Defending ML-Based Feedback Loop System Against Malicious Adversarial Inference Attacks

Artificial Intelligence (AI) and its subset Machine Learning (ML) have been developing significantly in recent years. These technologies provide means to design and implement novel and smart applications utilizing data to be collected and processed locally or at the cloud. The data gathered can be used as a feed for training ML models able to generate predictions to be applied in fields such as construction, healthcare, military, or transportation. The hypothesis is that ML environment is not malicious, but benign.

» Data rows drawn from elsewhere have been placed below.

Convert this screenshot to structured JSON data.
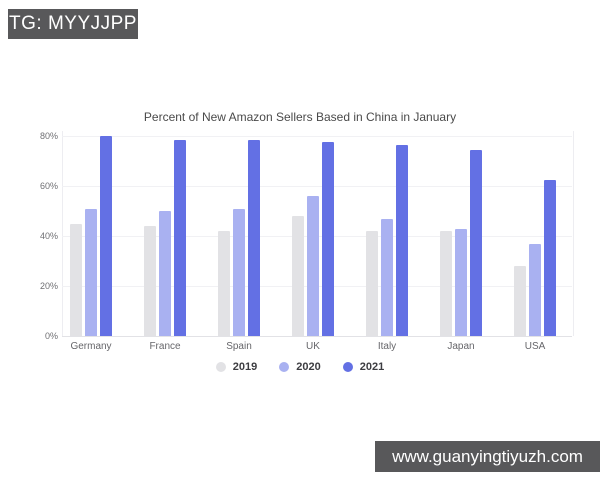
{
  "badges": {
    "top_left": "TG: MYYJJPP",
    "bottom_right": "www.guanyingtiyuzh.com"
  },
  "chart_data": {
    "type": "bar",
    "title": "Percent of New Amazon Sellers Based in China in January",
    "categories": [
      "Germany",
      "France",
      "Spain",
      "UK",
      "Italy",
      "Japan",
      "USA"
    ],
    "series": [
      {
        "name": "2019",
        "color": "#e2e2e5",
        "values": [
          45,
          44,
          42,
          48,
          42,
          42,
          28
        ]
      },
      {
        "name": "2020",
        "color": "#a9b1f1",
        "values": [
          51,
          50,
          51,
          56,
          47,
          43,
          37
        ]
      },
      {
        "name": "2021",
        "color": "#6370e4",
        "values": [
          80,
          78.5,
          78.5,
          77.5,
          76.5,
          74.5,
          62.5
        ]
      }
    ],
    "xlabel": "",
    "ylabel": "",
    "ylim": [
      0,
      80
    ],
    "yticks": [
      {
        "label": "0%",
        "value": 0
      },
      {
        "label": "20%",
        "value": 20
      },
      {
        "label": "40%",
        "value": 40
      },
      {
        "label": "60%",
        "value": 60
      },
      {
        "label": "80%",
        "value": 80
      }
    ],
    "grid": "horizontal",
    "legend_position": "bottom"
  }
}
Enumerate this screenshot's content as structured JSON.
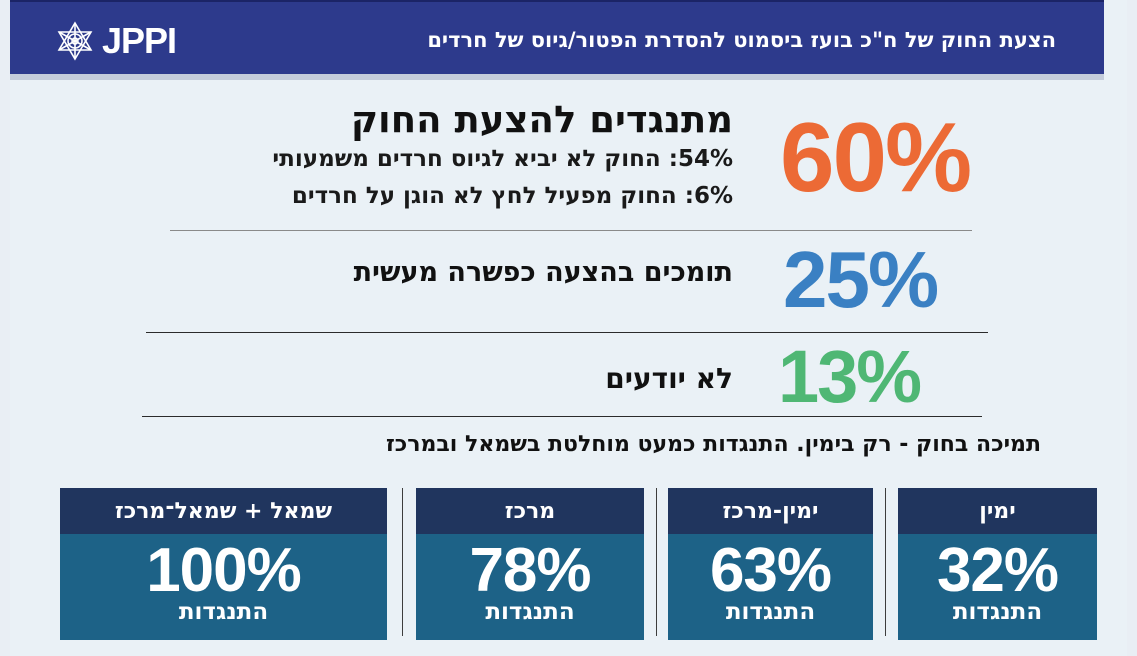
{
  "header": {
    "logo_text": "JPPI",
    "title": "הצעת החוק של ח\"כ בועז ביסמוט להסדרת הפטור/גיוס של חרדים"
  },
  "rows": [
    {
      "pct": "60%",
      "color": "#ec6a35",
      "label": "מתנגדים להצעת החוק",
      "sub": [
        "54%: החוק לא יביא לגיוס חרדים משמעותי",
        "6%: החוק מפעיל לחץ לא הוגן על חרדים"
      ]
    },
    {
      "pct": "25%",
      "color": "#3a80c3",
      "label": "תומכים בהצעה כפשרה מעשית"
    },
    {
      "pct": "13%",
      "color": "#4fb774",
      "label": "לא יודעים"
    }
  ],
  "section_title": "תמיכה בחוק - רק בימין.  התנגדות כמעט מוחלטת בשמאל ובמרכז",
  "groups": [
    {
      "name": "ימין",
      "pct": "32%",
      "caption": "התנגדות"
    },
    {
      "name": "ימין-מרכז",
      "pct": "63%",
      "caption": "התנגדות"
    },
    {
      "name": "מרכז",
      "pct": "78%",
      "caption": "התנגדות"
    },
    {
      "name": "שמאל + שמאל־מרכז",
      "pct": "100%",
      "caption": "התנגדות"
    }
  ]
}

In the real world, perpetrators may try to maliciously alter the testing dataset by initiating oracle inference attacks. Oracle attacks can be categorized as ML model extraction, model inversion, or membership inference attacks. A perpetrator may chain the attacks and conduct a model extraction attack prior to the model inversion attack in order to restore ML model parameters. After extraction of the model, the perpetrator can then conduct a model inversion attack to learn the training dataset and apply evasion attack to learn a similar model. These kinds of attacks can pose a significant threat to ML utilized predictive cyber-physical system (CPS) adjusting heating, ventilation, and air conditioning (HVAC) or deceive facial recognition to gain access in facilities from smart offices to airport and data centers. In this article, we examine the concepts of adversarial machine learning (AML) and ML, AI and cybersecurity, and conduct a literature review on relevant malicious inference attack vectors. These vectors can be used in applying attacks towards ML-based smart building feedback loop systems in the cyber-physical system context. Corresponding countermeasures to prevent these attacks are examined accordingly.